Are the shoes showing signs of wear?

Regularly check the soles of both shoes. Worn out areas on the soles can make the shoes uneven and they may not be offering the correct support and grip. Excess wear means that the shoes need to be replaced.


Back to school advice

BACK TO  SCHOOL BLISTERS?  It is quite normal and usually not the fault of the 'fit', or the shoes.  How can that be?  Well unless you bought shoes at the start of the holidays and your child has put on a growth spurt, they are still likely to fit.  None of our members would fit a shoe without socks, but chances are the child was wearing old, thin socks (especially in the heat), and will have gone back to school in lovely new fluffy socks.  The extra volume in the shoes may make a difference.

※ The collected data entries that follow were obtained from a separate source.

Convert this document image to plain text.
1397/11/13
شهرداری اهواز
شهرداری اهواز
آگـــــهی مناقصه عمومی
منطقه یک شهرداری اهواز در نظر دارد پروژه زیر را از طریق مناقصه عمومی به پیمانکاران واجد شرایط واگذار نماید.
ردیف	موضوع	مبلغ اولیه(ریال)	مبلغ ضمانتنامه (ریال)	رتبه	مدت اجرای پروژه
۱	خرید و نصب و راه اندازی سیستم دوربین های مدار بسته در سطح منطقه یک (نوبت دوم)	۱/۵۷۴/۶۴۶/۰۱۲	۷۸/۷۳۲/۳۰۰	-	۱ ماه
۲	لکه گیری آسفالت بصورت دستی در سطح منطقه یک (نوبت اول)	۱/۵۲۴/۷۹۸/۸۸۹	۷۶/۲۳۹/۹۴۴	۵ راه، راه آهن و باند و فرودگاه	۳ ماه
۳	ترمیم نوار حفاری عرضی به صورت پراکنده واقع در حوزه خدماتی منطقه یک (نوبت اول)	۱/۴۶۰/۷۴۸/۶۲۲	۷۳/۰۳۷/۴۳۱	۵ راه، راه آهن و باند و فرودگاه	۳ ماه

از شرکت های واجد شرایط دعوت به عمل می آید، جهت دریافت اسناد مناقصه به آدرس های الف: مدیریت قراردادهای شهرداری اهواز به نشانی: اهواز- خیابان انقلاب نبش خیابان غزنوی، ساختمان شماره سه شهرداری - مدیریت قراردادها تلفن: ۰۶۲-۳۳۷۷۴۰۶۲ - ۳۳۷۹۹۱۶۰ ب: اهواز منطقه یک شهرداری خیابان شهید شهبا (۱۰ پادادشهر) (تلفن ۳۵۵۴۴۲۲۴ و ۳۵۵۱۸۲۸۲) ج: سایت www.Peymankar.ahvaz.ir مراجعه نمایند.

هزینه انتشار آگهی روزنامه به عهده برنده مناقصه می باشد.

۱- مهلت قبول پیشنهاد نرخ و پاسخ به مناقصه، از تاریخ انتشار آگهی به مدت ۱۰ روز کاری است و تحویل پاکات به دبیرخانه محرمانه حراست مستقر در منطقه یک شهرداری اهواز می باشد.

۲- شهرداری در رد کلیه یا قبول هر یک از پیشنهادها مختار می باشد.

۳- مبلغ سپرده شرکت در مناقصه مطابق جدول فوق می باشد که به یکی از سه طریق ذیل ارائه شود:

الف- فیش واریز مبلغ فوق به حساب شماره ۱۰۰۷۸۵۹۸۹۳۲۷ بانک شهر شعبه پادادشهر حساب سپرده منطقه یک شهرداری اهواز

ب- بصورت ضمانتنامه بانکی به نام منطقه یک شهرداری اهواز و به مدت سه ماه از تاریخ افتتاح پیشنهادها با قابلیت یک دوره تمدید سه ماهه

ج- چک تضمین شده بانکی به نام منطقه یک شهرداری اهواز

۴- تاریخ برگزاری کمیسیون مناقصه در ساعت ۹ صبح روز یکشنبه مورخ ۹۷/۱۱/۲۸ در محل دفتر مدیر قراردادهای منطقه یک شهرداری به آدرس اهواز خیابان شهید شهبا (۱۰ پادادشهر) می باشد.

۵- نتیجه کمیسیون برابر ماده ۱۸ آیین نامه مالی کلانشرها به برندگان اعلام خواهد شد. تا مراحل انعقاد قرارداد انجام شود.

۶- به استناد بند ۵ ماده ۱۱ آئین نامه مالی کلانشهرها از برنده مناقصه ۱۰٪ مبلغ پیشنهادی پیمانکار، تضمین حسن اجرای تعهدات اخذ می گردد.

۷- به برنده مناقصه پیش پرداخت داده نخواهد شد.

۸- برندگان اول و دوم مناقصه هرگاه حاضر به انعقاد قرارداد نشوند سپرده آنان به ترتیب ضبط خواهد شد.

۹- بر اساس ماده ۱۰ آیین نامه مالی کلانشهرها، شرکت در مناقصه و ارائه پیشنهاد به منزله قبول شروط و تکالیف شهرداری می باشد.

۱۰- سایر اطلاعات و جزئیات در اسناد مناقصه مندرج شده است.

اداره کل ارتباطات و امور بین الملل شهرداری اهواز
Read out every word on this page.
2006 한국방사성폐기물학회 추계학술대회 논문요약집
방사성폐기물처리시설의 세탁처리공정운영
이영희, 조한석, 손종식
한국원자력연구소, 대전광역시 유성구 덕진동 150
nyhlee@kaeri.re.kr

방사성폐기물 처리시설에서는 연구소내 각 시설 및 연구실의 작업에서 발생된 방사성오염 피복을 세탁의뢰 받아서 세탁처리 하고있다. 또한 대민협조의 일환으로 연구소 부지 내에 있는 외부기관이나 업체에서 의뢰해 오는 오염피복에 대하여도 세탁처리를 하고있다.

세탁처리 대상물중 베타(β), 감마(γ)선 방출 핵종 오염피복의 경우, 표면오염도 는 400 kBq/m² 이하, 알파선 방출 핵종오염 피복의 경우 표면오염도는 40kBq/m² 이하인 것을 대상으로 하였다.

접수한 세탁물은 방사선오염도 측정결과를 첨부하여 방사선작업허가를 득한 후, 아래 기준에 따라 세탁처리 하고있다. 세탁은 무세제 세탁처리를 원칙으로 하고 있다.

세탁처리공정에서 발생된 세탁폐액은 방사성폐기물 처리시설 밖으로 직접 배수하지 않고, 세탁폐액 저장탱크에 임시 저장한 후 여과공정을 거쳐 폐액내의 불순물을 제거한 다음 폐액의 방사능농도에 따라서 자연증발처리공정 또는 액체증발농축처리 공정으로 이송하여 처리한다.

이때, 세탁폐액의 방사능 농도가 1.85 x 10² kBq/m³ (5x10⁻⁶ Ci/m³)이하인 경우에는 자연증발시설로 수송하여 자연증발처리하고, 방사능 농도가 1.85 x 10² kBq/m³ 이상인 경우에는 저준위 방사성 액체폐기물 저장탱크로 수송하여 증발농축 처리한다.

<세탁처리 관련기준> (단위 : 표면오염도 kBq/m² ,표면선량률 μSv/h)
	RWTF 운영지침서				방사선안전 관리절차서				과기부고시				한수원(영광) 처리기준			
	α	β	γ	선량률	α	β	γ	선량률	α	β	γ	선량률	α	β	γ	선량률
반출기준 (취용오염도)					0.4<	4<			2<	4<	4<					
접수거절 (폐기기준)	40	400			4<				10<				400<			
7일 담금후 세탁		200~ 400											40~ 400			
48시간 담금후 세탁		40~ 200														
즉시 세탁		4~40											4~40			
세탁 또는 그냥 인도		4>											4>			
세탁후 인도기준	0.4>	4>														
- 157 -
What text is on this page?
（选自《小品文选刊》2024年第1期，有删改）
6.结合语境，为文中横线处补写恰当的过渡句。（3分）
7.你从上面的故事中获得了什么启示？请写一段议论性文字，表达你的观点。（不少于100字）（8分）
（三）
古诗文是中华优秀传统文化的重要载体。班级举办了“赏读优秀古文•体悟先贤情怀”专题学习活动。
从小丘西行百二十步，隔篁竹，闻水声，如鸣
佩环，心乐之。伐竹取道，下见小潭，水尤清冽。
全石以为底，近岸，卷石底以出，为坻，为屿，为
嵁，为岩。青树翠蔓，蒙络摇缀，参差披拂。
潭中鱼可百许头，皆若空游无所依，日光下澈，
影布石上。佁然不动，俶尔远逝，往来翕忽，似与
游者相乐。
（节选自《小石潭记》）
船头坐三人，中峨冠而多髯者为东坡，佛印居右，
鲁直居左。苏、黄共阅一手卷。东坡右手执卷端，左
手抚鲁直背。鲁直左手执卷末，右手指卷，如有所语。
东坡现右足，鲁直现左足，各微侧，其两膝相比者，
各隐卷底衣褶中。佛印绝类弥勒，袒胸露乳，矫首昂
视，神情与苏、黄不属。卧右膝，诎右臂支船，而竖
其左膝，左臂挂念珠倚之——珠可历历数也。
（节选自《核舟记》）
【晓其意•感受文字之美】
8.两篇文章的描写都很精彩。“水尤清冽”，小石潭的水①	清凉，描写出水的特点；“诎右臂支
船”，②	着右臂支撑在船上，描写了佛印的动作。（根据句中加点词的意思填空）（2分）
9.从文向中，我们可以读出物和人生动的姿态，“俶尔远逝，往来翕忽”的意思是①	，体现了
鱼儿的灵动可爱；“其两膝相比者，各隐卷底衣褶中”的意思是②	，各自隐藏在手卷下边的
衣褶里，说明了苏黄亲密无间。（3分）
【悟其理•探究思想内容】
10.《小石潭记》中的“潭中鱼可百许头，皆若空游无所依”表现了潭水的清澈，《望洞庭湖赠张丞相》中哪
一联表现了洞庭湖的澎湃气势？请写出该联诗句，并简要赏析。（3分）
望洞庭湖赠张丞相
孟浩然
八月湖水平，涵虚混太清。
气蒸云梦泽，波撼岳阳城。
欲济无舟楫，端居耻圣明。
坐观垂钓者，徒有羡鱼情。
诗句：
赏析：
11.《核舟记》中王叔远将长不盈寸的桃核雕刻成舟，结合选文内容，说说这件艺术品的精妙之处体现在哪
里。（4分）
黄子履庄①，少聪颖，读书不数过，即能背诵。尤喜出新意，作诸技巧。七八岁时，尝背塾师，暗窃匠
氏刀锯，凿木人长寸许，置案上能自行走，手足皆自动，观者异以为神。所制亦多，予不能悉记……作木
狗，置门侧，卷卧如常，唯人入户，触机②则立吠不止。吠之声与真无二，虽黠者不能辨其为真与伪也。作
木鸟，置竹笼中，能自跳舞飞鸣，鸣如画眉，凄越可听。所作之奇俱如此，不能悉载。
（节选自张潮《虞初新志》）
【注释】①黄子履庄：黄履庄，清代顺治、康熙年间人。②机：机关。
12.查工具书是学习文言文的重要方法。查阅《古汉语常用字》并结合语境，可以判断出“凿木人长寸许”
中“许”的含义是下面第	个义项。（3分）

We do not recommend wearing shoes all day from new.  A child should be allowed to wear them indoors intermittently first, so that their feet will get used to them.  In the summer children are wearing very open, soft foot coverings and bare feet i.e. flip flops, trainers, rubber clogs, and there is very little structure in this type of footwear.  Feet become 'flaccid' and spread, therefore when put into a properly constructed shoe, they will feel uncomfortable for a while.  As the weather is still so warm, it wont help.  Take children's shoes off when they get home and let feet and shoes breathe and dry out.  Wash feet in a mild salty solution to cleanse them, and dry very thoroughly between the toes.  Make sure nails have been trimmed correctly.  If a blister has formed then follow the above and keep clean.  A plaster should suffice until the child's feet have adapted to the shoes.  A shop will happily check the fitting and check the shoes to make sure there is not a problem, and in some circumstances may be able to adapt them to take the pressure off the offending area.